Hi, As you may or may not be aware selling olympic tickets to a third party is not permitted. I will probably have to go through the arduous process of selling them back to the official seller. I am only allowed to sell them to a friend.


----------



## Nightmare before Christmas (26 July 2012)

Sucks. Ive seen some people selling them to people and all going in with the seller, as their name is on the tickets. I have found a website but no idea how legit it is. Im totally gutted I applied for tickets every time with no luck.


----------



## Lami (26 July 2012)

Theres some tickets up now!!!


----------



## Nightmare before Christmas (26 July 2012)

I know but when you request it comes back there is none, at any day, time and price!


----------



## Nightmare before Christmas (26 July 2012)

oo its just changed!


----------



## Nightmare before Christmas (26 July 2012)

Now the site wont load


----------



## Harewood7 (26 July 2012)

Only tickets for the 4 August... now none available at all


----------



## Nightmare before Christmas (26 July 2012)

Indeed, think I give up  stupid olympics


----------



## Sleighfarer (26 July 2012)

Harewood7 said:



			Hi, As you may or may not be aware selling olympic tickets to a third party is not permitted. I will probably have to go through the arduous process of selling them back to the official seller. I am only allowed to sell them to a friend.
		
Click to expand...

How is it arduous to sell them back to Logog? You just press a button.


----------



## Nightmare before Christmas (26 July 2012)

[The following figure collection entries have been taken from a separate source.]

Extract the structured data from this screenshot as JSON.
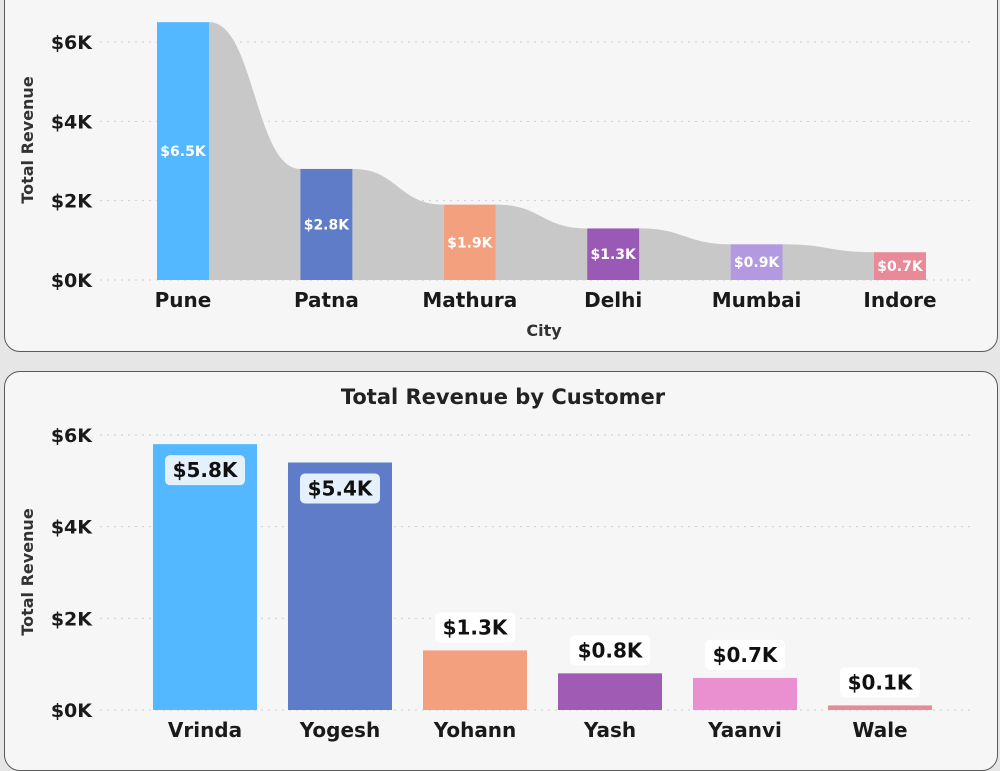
{
  "chart_data": [
    {
      "type": "bar",
      "title": "",
      "xlabel": "City",
      "ylabel": "Total Revenue",
      "ylim": [
        0,
        6500
      ],
      "y_ticks": [
        "$0K",
        "$2K",
        "$4K",
        "$6K"
      ],
      "y_tick_values": [
        0,
        2000,
        4000,
        6000
      ],
      "categories": [
        "Pune",
        "Patna",
        "Mathura",
        "Delhi",
        "Mumbai",
        "Indore"
      ],
      "values": [
        6500,
        2800,
        1900,
        1300,
        900,
        700
      ],
      "data_labels": [
        "$6.5K",
        "$2.8K",
        "$1.9K",
        "$1.3K",
        "$0.9K",
        "$0.7K"
      ],
      "colors": [
        "#53b8ff",
        "#5f7cc8",
        "#f2a07e",
        "#9b59b6",
        "#b39ae0",
        "#e88a97"
      ],
      "ribbon_color": "#c8c8c8",
      "grid": true
    },
    {
      "type": "bar",
      "title": "Total Revenue by Customer",
      "xlabel": "",
      "ylabel": "Total Revenue",
      "ylim": [
        0,
        6000
      ],
      "y_ticks": [
        "$0K",
        "$2K",
        "$4K",
        "$6K"
      ],
      "y_tick_values": [
        0,
        2000,
        4000,
        6000
      ],
      "categories": [
        "Vrinda",
        "Yogesh",
        "Yohann",
        "Yash",
        "Yaanvi",
        "Wale"
      ],
      "values": [
        5800,
        5400,
        1300,
        800,
        700,
        100
      ],
      "data_labels": [
        "$5.8K",
        "$5.4K",
        "$1.3K",
        "$0.8K",
        "$0.7K",
        "$0.1K"
      ],
      "colors": [
        "#53b8ff",
        "#5f7cc8",
        "#f2a07e",
        "#a05cb4",
        "#ea8fcf",
        "#e88a97"
      ],
      "grid": true
    }
  ]
}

Also I didnt think you could sell them to friends unless you go too, which means you can sell them to anyone as long as you go too with your ticket and go as a group for the card check.


----------



## lula (26 July 2012)

Harewood7 said:



			Does anyone know the best way to sell 2/4 Cat A Individual Show Jumping tickets for Weds 8 August? I may use 2 and sell 2 or sell all 4. Two of my family are unable to go.

Click to expand...




Harewood7 said:



			Hi, As you may or may not be aware selling olympic tickets to a third party is not permitted. I will probably have to go through the arduous process of selling them back to the official seller. I am only allowed to sell them to a friend.
		
Click to expand...


bit confused.
the OP start a thread asking how to sell her tickets then in the very next post state that it wasnt permitted when someone expressed interest

have i missed something or is this a contradiction?


----------



## Nightmare before Christmas (26 July 2012)

I am confused too, I am looking for tickets and got my hopes up!


----------